Le juge administratif est exclusivement compétent s’agissant des opérations détachables de l'assiette et du recouvrement de l'impôt. Sont notamment détachables de la procédure d'imposition l’institution d'une taxe par voie réglementaire et l’instauration par délibération municipale d'une exonération d'impôt sur les spectacles.

Le juge administratif est seul compétent pour apprécier la responsabilité des services fiscaux au titre de certaines opérations.
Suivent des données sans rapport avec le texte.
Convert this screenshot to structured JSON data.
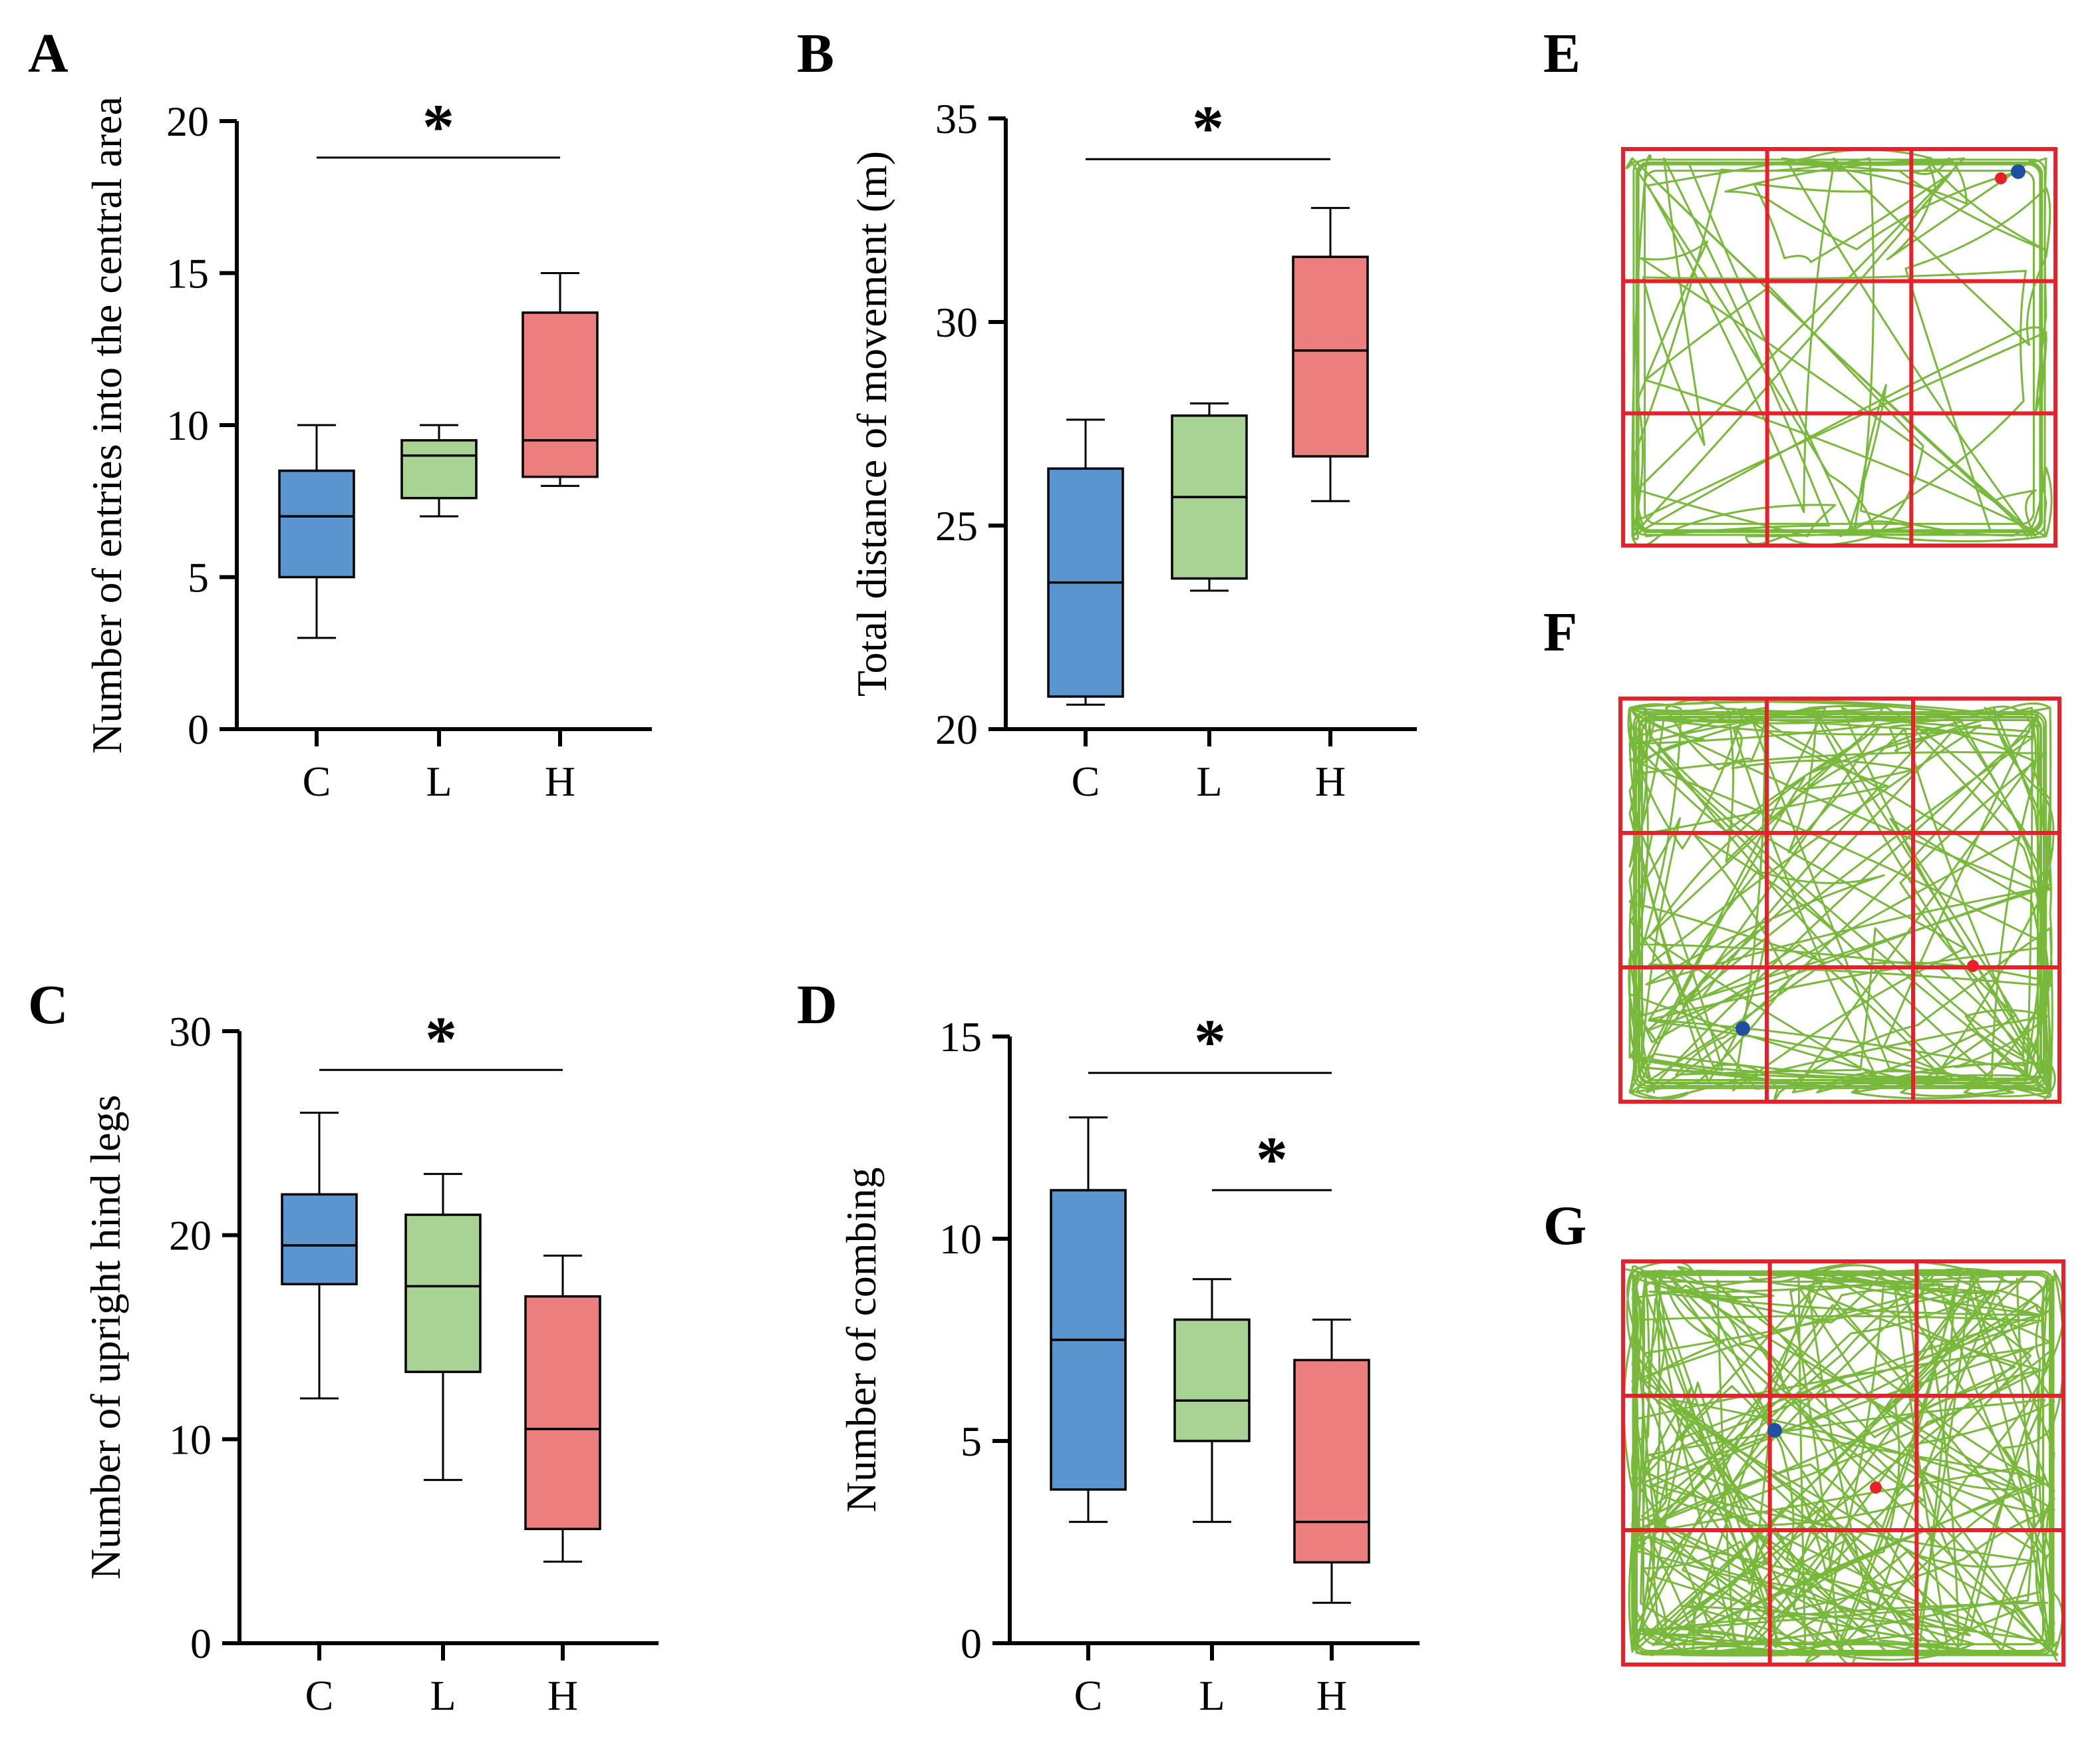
{
  "colors": {
    "C": "#5b95d0",
    "L": "#a8d394",
    "H": "#ec7e7e",
    "grid": "#e8202a",
    "track": "#78b83a",
    "start": "#1f4fa0",
    "end": "#e8202a"
  },
  "panels": {
    "A": {
      "letter": "A"
    },
    "B": {
      "letter": "B"
    },
    "C": {
      "letter": "C"
    },
    "D": {
      "letter": "D"
    },
    "E": {
      "letter": "E"
    },
    "F": {
      "letter": "F"
    },
    "G": {
      "letter": "G"
    }
  },
  "chart_data": [
    {
      "id": "A",
      "type": "box",
      "ylabel": "Number of entries into the central area",
      "categories": [
        "C",
        "L",
        "H"
      ],
      "ylim": [
        0,
        20
      ],
      "yticks": [
        0,
        5,
        10,
        15,
        20
      ],
      "yticks_text": [
        "0",
        "5",
        "10",
        "15",
        "20"
      ],
      "boxes": [
        {
          "cat": "C",
          "min": 3,
          "q1": 5,
          "median": 7,
          "q3": 8.5,
          "max": 10
        },
        {
          "cat": "L",
          "min": 7,
          "q1": 7.6,
          "median": 9,
          "q3": 9.5,
          "max": 10
        },
        {
          "cat": "H",
          "min": 8,
          "q1": 8.3,
          "median": 9.5,
          "q3": 13.7,
          "max": 15
        }
      ],
      "significance": [
        {
          "from": "C",
          "to": "H",
          "y": 18.8,
          "label": "*"
        }
      ]
    },
    {
      "id": "B",
      "type": "box",
      "ylabel": "Total distance of movement (m)",
      "categories": [
        "C",
        "L",
        "H"
      ],
      "ylim": [
        20,
        35
      ],
      "yticks": [
        20,
        25,
        30,
        35
      ],
      "yticks_text": [
        "20",
        "25",
        "30",
        "35"
      ],
      "boxes": [
        {
          "cat": "C",
          "min": 20.6,
          "q1": 20.8,
          "median": 23.6,
          "q3": 26.4,
          "max": 27.6
        },
        {
          "cat": "L",
          "min": 23.4,
          "q1": 23.7,
          "median": 25.7,
          "q3": 27.7,
          "max": 28.0
        },
        {
          "cat": "H",
          "min": 25.6,
          "q1": 26.7,
          "median": 29.3,
          "q3": 31.6,
          "max": 32.8
        }
      ],
      "significance": [
        {
          "from": "C",
          "to": "H",
          "y": 34.0,
          "label": "*"
        }
      ]
    },
    {
      "id": "C",
      "type": "box",
      "ylabel": "Number of upright hind legs",
      "categories": [
        "C",
        "L",
        "H"
      ],
      "ylim": [
        0,
        30
      ],
      "yticks": [
        0,
        10,
        20,
        30
      ],
      "yticks_text": [
        "0",
        "10",
        "20",
        "30"
      ],
      "boxes": [
        {
          "cat": "C",
          "min": 12,
          "q1": 17.6,
          "median": 19.5,
          "q3": 22,
          "max": 26
        },
        {
          "cat": "L",
          "min": 8,
          "q1": 13.3,
          "median": 17.5,
          "q3": 21,
          "max": 23
        },
        {
          "cat": "H",
          "min": 4,
          "q1": 5.6,
          "median": 10.5,
          "q3": 17,
          "max": 19
        }
      ],
      "significance": [
        {
          "from": "C",
          "to": "H",
          "y": 28.1,
          "label": "*"
        }
      ]
    },
    {
      "id": "D",
      "type": "box",
      "ylabel": "Number of combing",
      "categories": [
        "C",
        "L",
        "H"
      ],
      "ylim": [
        0,
        15
      ],
      "yticks": [
        0,
        5,
        10,
        15
      ],
      "yticks_text": [
        "0",
        "5",
        "10",
        "15"
      ],
      "boxes": [
        {
          "cat": "C",
          "min": 3,
          "q1": 3.8,
          "median": 7.5,
          "q3": 11.2,
          "max": 13
        },
        {
          "cat": "L",
          "min": 3,
          "q1": 5,
          "median": 6,
          "q3": 8,
          "max": 9
        },
        {
          "cat": "H",
          "min": 1,
          "q1": 2,
          "median": 3,
          "q3": 7,
          "max": 8
        }
      ],
      "significance": [
        {
          "from": "C",
          "to": "H",
          "y": 14.1,
          "label": "*"
        },
        {
          "from": "L",
          "to": "H",
          "y": 11.2,
          "label": "*"
        }
      ]
    }
  ]
}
Il s’agit notamment de la délivrance d'un extrait cadastral [20], de l’organisation du service des douanes [21], de la fourniture d'informations erronées [22] ou de documents de complaisance [23]. Il est également seul compétent en matière d’interprétation de la loi [24], d’activité législative [25], d’agréments fiscaux. [26]

 

[1] L’ordonnance 2005-1512, du 7 décembre 2005, relative à des mesures de simplification en matière fiscale et à l'harmonisation et l'aménagement du régime des pénalités (N° Lexbase : L4620HDH) a procédé à une refonte du régime des pénalités fiscales a notamment remplacé l’expression « mauvaise foi » par l’expression « manquement délibéré ». Il s’agit d’une simple modification formelle qui n’emporte aucune conséquence juridique, notamment sur les éléments constitutifs des infractions.

[2] On peut également parler de fraude fiscale du contribuable, ce qui correspond à un délit pénal sanctionné par les juridictions judiciaires.
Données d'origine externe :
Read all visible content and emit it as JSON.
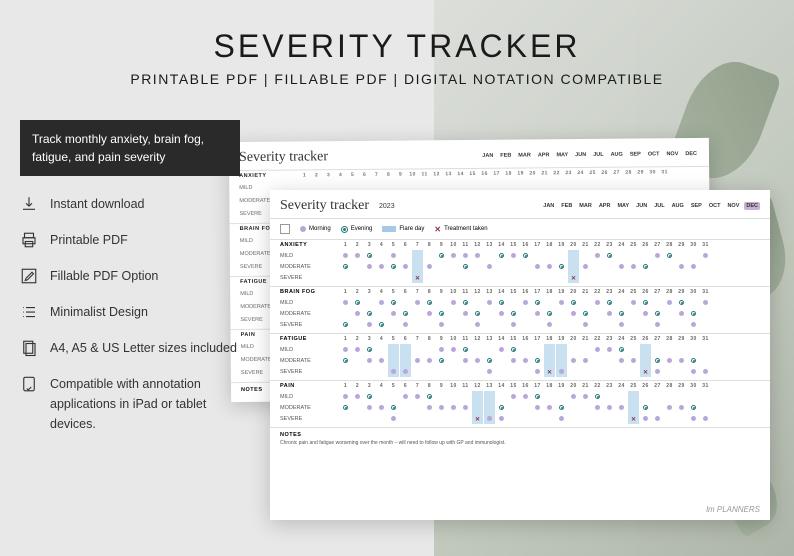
{
  "header": {
    "title": "SEVERITY TRACKER",
    "subtitle": "PRINTABLE PDF | FILLABLE PDF | DIGITAL NOTATION COMPATIBLE"
  },
  "promo": {
    "box_text": "Track monthly anxiety, brain fog, fatigue, and pain severity",
    "features": [
      {
        "icon": "download",
        "text": "Instant download"
      },
      {
        "icon": "print",
        "text": "Printable PDF"
      },
      {
        "icon": "edit",
        "text": "Fillable PDF Option"
      },
      {
        "icon": "list",
        "text": "Minimalist Design"
      },
      {
        "icon": "pages",
        "text": "A4, A5 & US Letter sizes included"
      },
      {
        "icon": "tablet",
        "text": "Compatible with annotation applications in iPad or tablet devices."
      }
    ]
  },
  "sheet": {
    "script_title": "Severity tracker",
    "year": "2023",
    "months": [
      "JAN",
      "FEB",
      "MAR",
      "APR",
      "MAY",
      "JUN",
      "JUL",
      "AUG",
      "SEP",
      "OCT",
      "NOV",
      "DEC"
    ],
    "selected_month": "DEC",
    "legend": {
      "morning": "Morning",
      "evening": "Evening",
      "flare": "Flare day",
      "treatment": "Treatment taken"
    },
    "days": [
      "1",
      "2",
      "3",
      "4",
      "5",
      "6",
      "7",
      "8",
      "9",
      "10",
      "11",
      "12",
      "13",
      "14",
      "15",
      "16",
      "17",
      "18",
      "19",
      "20",
      "21",
      "22",
      "23",
      "24",
      "25",
      "26",
      "27",
      "28",
      "29",
      "30",
      "31"
    ],
    "sections": [
      {
        "name": "ANXIETY",
        "levels": [
          "MILD",
          "MODERATE",
          "SEVERE"
        ]
      },
      {
        "name": "BRAIN FOG",
        "levels": [
          "MILD",
          "MODERATE",
          "SEVERE"
        ]
      },
      {
        "name": "FATIGUE",
        "levels": [
          "MILD",
          "MODERATE",
          "SEVERE"
        ]
      },
      {
        "name": "PAIN",
        "levels": [
          "MILD",
          "MODERATE",
          "SEVERE"
        ]
      }
    ],
    "notes_label": "NOTES",
    "notes_text": "Chronic pain and fatigue worsening over the month – will need to follow up with GP and immunologist.",
    "brand": "lm PLANNERS"
  },
  "colors": {
    "morning": "#b8a8d8",
    "evening": "#2a7a7a",
    "flare": "#a8c8e8",
    "treatment": "#8a3a5a",
    "selected_month": "#c8b0d0"
  },
  "chart_data": {
    "note": "Dot positions represent severity level (row) occupied per day per section; 'm'=morning purple dot, 'e'=evening teal ring, 'x'=treatment cross, flare days highlighted blue",
    "anxiety": {
      "flare_days": [
        7,
        20
      ],
      "points": {
        "mild": {
          "m": [
            1,
            2,
            5,
            10,
            11,
            12,
            15,
            22,
            27,
            31
          ],
          "e": [
            3,
            9,
            14,
            16,
            23,
            28
          ]
        },
        "moderate": {
          "m": [
            3,
            4,
            6,
            8,
            13,
            17,
            18,
            21,
            24,
            25,
            29,
            30
          ],
          "e": [
            1,
            5,
            11,
            19,
            26
          ]
        },
        "severe": {
          "m": [
            7,
            20
          ],
          "e": [
            7
          ],
          "x": [
            7,
            20
          ]
        }
      }
    },
    "brain_fog": {
      "flare_days": [],
      "points": {
        "mild": {
          "m": [
            1,
            4,
            7,
            10,
            13,
            16,
            19,
            22,
            25,
            28,
            31
          ],
          "e": [
            2,
            5,
            8,
            11,
            14,
            17,
            20,
            23,
            26,
            29
          ]
        },
        "moderate": {
          "m": [
            2,
            5,
            8,
            11,
            14,
            17,
            20,
            23,
            26,
            29
          ],
          "e": [
            3,
            6,
            9,
            12,
            15,
            18,
            21,
            24,
            27,
            30
          ]
        },
        "severe": {
          "m": [
            3,
            6,
            9,
            12,
            15,
            18,
            21,
            24,
            27,
            30
          ],
          "e": [
            1,
            4
          ]
        }
      }
    },
    "fatigue": {
      "flare_days": [
        5,
        6,
        18,
        19,
        26
      ],
      "points": {
        "mild": {
          "m": [
            1,
            2,
            9,
            10,
            14,
            22,
            23
          ],
          "e": [
            3,
            11,
            15,
            24
          ]
        },
        "moderate": {
          "m": [
            3,
            4,
            7,
            8,
            11,
            12,
            15,
            16,
            20,
            21,
            24,
            25,
            28,
            29
          ],
          "e": [
            1,
            9,
            13,
            17,
            27,
            30
          ]
        },
        "severe": {
          "m": [
            5,
            6,
            13,
            17,
            18,
            19,
            26,
            27,
            30,
            31
          ],
          "e": [
            5,
            18,
            26
          ],
          "x": [
            18,
            26
          ]
        }
      }
    },
    "pain": {
      "flare_days": [
        12,
        13,
        25
      ],
      "points": {
        "mild": {
          "m": [
            1,
            2,
            6,
            7,
            15,
            16,
            20,
            21
          ],
          "e": [
            3,
            8,
            17,
            22
          ]
        },
        "moderate": {
          "m": [
            3,
            4,
            8,
            9,
            10,
            11,
            17,
            18,
            22,
            23,
            24,
            28,
            29
          ],
          "e": [
            1,
            5,
            14,
            19,
            26,
            30
          ]
        },
        "severe": {
          "m": [
            5,
            12,
            13,
            14,
            19,
            25,
            26,
            27,
            30,
            31
          ],
          "e": [
            12,
            25
          ],
          "x": [
            12,
            25
          ]
        }
      }
    }
  }
}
[3] CE Contentieux, 27 juillet 1990, n° 44676 (N° Lexbase : A4648AQ9).

[4] LPF, art. L. 207 (N° Lexbase : L8347AEU).

[5] LPF, art. L. 208 (N° Lexbase : L7618HEU).
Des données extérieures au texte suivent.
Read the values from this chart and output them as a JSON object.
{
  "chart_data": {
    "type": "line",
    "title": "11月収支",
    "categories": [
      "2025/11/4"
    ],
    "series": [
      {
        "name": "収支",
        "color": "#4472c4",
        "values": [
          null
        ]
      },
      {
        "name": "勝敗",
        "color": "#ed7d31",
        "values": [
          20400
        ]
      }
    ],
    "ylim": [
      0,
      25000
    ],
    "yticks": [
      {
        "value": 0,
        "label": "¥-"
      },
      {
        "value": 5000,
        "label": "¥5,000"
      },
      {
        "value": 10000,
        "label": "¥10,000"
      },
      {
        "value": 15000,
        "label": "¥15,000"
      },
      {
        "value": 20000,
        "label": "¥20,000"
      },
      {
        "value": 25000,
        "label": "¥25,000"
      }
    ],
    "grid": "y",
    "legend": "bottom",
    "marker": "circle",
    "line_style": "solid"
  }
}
[6] BOI-CTX-RDI-10 § 1 (N° Lexbase : X4645ALM).

[7] LPF, art. L. 281 (N° Lexbase : L8564LHN).

[8] LPF, art. L. 199, al. 1er (N° Lexbase : L0438LTE).

[9] LPF, art. L. 199, al. 2 ; le Conseil d'État décline sa compétence pour connaître de la mise en jeu de la responsabilité de l'État à l'occasion d'une faute qu'aurait commise le service chargé du recouvrement de la contribution des patentes en faisant procéder à la saisie et à la vente d'objets appartenant au contribuable, au motif que seuls les tribunaux judiciaires sont compétents pour connaître des responsabilités que l'État peut avoir encourues à raison des fautes prétendument commises au cours de la procédure d'exécution.

[10] C. douanes, art. 357 bis (N° Lexbase : L7873LWI).

[11] T. confl., 22 février 1960, n° 1710, M. Bernard.

[12] CE Contentieux, 17 novembre 1969, n° 75523 (N° Lexbase : A1945B8K).

[13] LPF, art. L. 281 (N° Lexbase : L8564LHN).

[14] T. confl., 22 févr. 1960, n° 1710, précité.

[15] T. confl., 22 févr. 1960, n° 1710, précité.

[16] CE, 30 mars 1960, n° 46811, Sieur Duval.

[17] T. confl., 2 juillet 1979, n° 2134, Agelasto.

[18] TA Strasbourg, 14 mai 1991, n° 90-101, Grandidier.

[19] CE 5° et 3° ssr., 26 mars 1982, n° 22557 (N° Lexbase : A1191ALP).

[20] CE 1° et 2° ssr., 23 avril 2003, n° 233365 (N° Lexbase : A7771C8C).

[21] CE Contentieux, 11 juillet 1979, n° 6019 (N° Lexbase : A3101AK3).

[22] CE Contentieux, 11 mars 1960, n° 20125 (N° Lexbase : A5940AK9).

[23] CE Contentieux, 21 décembre 1962, n° 36207 et 51158, Dame Husson-Chiffre.

[24] T. confl., 15 janvier 1990, n° 2604, SA Gamma-Cadjee.

[25] CE Contentieux, 14 janvier 1938, n° 51704 (N° Lexbase : A9868B7M).

[26] CE Contentieux, 26 janvier 1968, n° 69765 (N° Lexbase : A7564B8N).